I Will Let You Eat Cake 

I am going to ignore the fresh slice of insanity that greets us every dawn and switch to a slice of hedonism for a moment. I was at a potluck the other night and brought a chocolate cake I had made. It got a good reception and friends asked for the recipe. As you wish.

I got the recipe back in the 1980s when I worked as a prep cook at the Five Spice Café in Burlington VT. It was a place of excellent pan-Asian food and rich desserts. This was called Blackout Cake. It’s not too sweet, but deeply chocolatey.

The base cake is what is called “Wacky Cake,” a cocoa based cake made with no eggs or milk. Here’s the recipe for two 9” diameter layers.

Ingredients

    3 cups flour

    6 heaping tablespoons cocoa powder

    1 teaspoon salt

    1 1/4 cup sugar

    2 teaspoons baking soda

    4 teaspoons vanilla

    2 teaspoons white vinegar

    ¾ cup vegetable oil

    2 cups cold water

Directions

Preheat oven to 350 degrees F.

Place the dry ingredients in a bowl. Make 3 small holes in the mixture. Pour the vanilla in one hole, the vinegar in another and vegetable oil in another. Pour water over the top and mix. Pour into two lightly greased 9 inch cake pans. (Or 2 8”x8” square pans) Bake for 30 to 35 minutes. A toothpick should come out clean. Note: set this toothpick aside – you will need it later.

You will need filling, frosting, and some booze.

At Five Spice the filling was all-fruit raspberry jam. The other night I was low on raspberry and substituted fig preserves. It worked fine. Any sweet jam will do. Maybe apricot next time?

The frosting was just 2/3 semi-sweet chocolate and 1/3 butter, melted and mixed together in a double boiler. (In my case a stainless bowl in a pot of water.) Mix about half of the chocolate in with the butter and melt it. Then take off the heat, let it cool a few minutes, and mix in the rest of the chocolate. This cools it down more and seems to improve the texture.

The booze is flexible. I have used rum in a pinch, but an orange flavored liqueur is best. At the Spice we used Triple-Sec. More recently I used Grand Marnier. Ton choix, mon ami.

So, take your bottom layer, grab a long, sharp knife, and slice off the rounded top of the layer. This gives you a flat surface for the filling and a container of dark chocolate cake slivers for snacking.

Open your bottle of whatever, let’s say Grand Marnier, put your thumb over the top, and spritz a generous dose of boozy moisture into the cake.

Spread the top of the cake with a good eighth inch or more of jam.

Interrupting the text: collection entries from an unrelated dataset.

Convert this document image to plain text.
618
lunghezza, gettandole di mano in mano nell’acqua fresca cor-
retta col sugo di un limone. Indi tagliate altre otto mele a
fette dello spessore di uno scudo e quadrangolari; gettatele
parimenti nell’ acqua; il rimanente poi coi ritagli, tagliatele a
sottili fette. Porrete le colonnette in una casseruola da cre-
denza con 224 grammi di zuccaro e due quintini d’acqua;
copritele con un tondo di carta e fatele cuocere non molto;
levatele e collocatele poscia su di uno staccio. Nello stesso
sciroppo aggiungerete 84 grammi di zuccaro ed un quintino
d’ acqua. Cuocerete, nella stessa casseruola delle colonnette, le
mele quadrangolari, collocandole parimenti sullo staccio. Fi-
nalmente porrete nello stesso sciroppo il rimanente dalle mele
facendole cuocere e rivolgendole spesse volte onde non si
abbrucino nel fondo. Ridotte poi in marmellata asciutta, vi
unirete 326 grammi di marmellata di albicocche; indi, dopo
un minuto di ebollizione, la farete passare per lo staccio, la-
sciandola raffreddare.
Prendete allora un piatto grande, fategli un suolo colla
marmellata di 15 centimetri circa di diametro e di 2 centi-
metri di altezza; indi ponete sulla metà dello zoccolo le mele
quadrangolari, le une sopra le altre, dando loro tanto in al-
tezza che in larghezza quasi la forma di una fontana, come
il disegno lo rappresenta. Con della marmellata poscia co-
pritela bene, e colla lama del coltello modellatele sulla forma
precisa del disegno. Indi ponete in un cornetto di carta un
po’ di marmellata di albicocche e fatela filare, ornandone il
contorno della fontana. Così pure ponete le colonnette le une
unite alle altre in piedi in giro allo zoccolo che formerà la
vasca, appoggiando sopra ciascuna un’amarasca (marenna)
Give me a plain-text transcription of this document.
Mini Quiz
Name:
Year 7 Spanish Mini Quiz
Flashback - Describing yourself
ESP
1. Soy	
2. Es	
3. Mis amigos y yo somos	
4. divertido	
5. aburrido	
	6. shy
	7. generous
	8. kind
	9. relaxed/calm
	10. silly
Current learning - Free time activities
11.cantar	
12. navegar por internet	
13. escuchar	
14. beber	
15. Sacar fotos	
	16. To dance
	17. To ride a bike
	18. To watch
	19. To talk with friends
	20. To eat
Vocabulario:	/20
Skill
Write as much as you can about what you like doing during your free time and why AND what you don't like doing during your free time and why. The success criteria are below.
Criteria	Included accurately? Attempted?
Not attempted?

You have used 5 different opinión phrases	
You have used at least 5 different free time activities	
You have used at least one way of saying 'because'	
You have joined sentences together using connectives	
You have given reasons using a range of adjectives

Put the second layer on top of the first.

Find your carefully retained toothpick and go at the top of the cake like a meth-addled woodpecker.

Booze time again. Thumb-spritz Grand Marnier all over the top.

Spread your molten buttery chocolate frosting over the entire cake. Place in the refrigerator to chill and solidify.

Pour yourself a couple of fingers of Grand Marnier, because you deserve it.

What you end up with is an extremely dark, not too sweet cake base that reeks of posh liquor. The sweetness comes from the jam interior and the somewhat brittle coating of chocolate. Take a bite, wake up with your heels in the air. Blackout cake; what we need in dark times.